The result is a population with scarce resources and abundant resentment for companies operating in their midst. "Where's the payoff? All of this wealth has spun through this government with very little coming back to the average citizen," Morrison said.
These days, it's becoming commonplace for major oil companies to try to shine their international reputations by making investments and charitable contributions in countries where they operate.
"Basically what you become is a partner with the local community to provide things they need to exist and not feel you're an outsider taking over everything they have and not giving anything back," said Bud Covert, executive director of the Energy Security Council, a Houston-based group comprised of the security directors of most American oil and gas companies.
Investing in local communities, of course, also reaps rewards for the companies by fostering stability.
For one, Shell, which suffered major public relations damage from its Nigeria fiasco, now reportedly gives away millions a year in local grants. On its Web site, Shell describes building classrooms in the Niger Delta, awarding school scholarships and immunizing more than 100,000 young children.
ExxonMobil says 85 percent of the royalties and taxes generated from a $3.5 billion pipeline project in Chad and Cameroon will be used for social programs to help local citizens.
Striking a Balance
In the past, money paid to national governments frequently never trickled down to the local level. The trick, in countries rife with corruption, is for companies to make wise choices about how they invest their money.
"Oil companies get hit up constantly. They are trying to manage their affairs in ways that are defensible and credible by putting money toward real projects and not just payoffs," Morrison said.
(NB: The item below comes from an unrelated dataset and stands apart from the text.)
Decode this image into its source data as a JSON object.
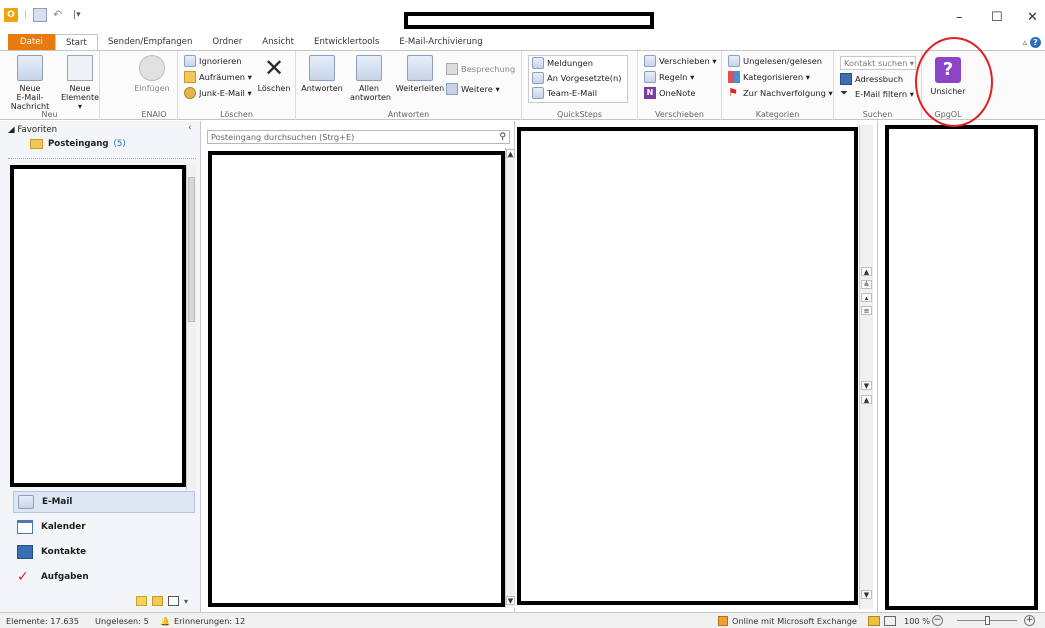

With no global regulating body, though, some experts question how far corporations can and should go to provide certain services such as schools, hospitals and basic infrastructure.
"Why should the lead responsibility for social development function fall upon a private enterprise when we know government is ingesting vast flows and they're not being returned?" Morrison said.
In some cases, of course, there are few options. "It should be the role of government, be it local, regional or national government, but in some countries, they are simply not ready," said Stephen Hayes, president of the Corporate Council on Africa. "Should businesses be expected to cover all that? There's a growing consensus among oil companies about putting resources back into the communities … but there's got to be a balance at some point."
Other experts question the long-term viability of relying on corporations for funding major development projects for poor nations.
"The danger sign is when people start turning to companies to take on social services," Ganesan said. "It's unsustainable over time."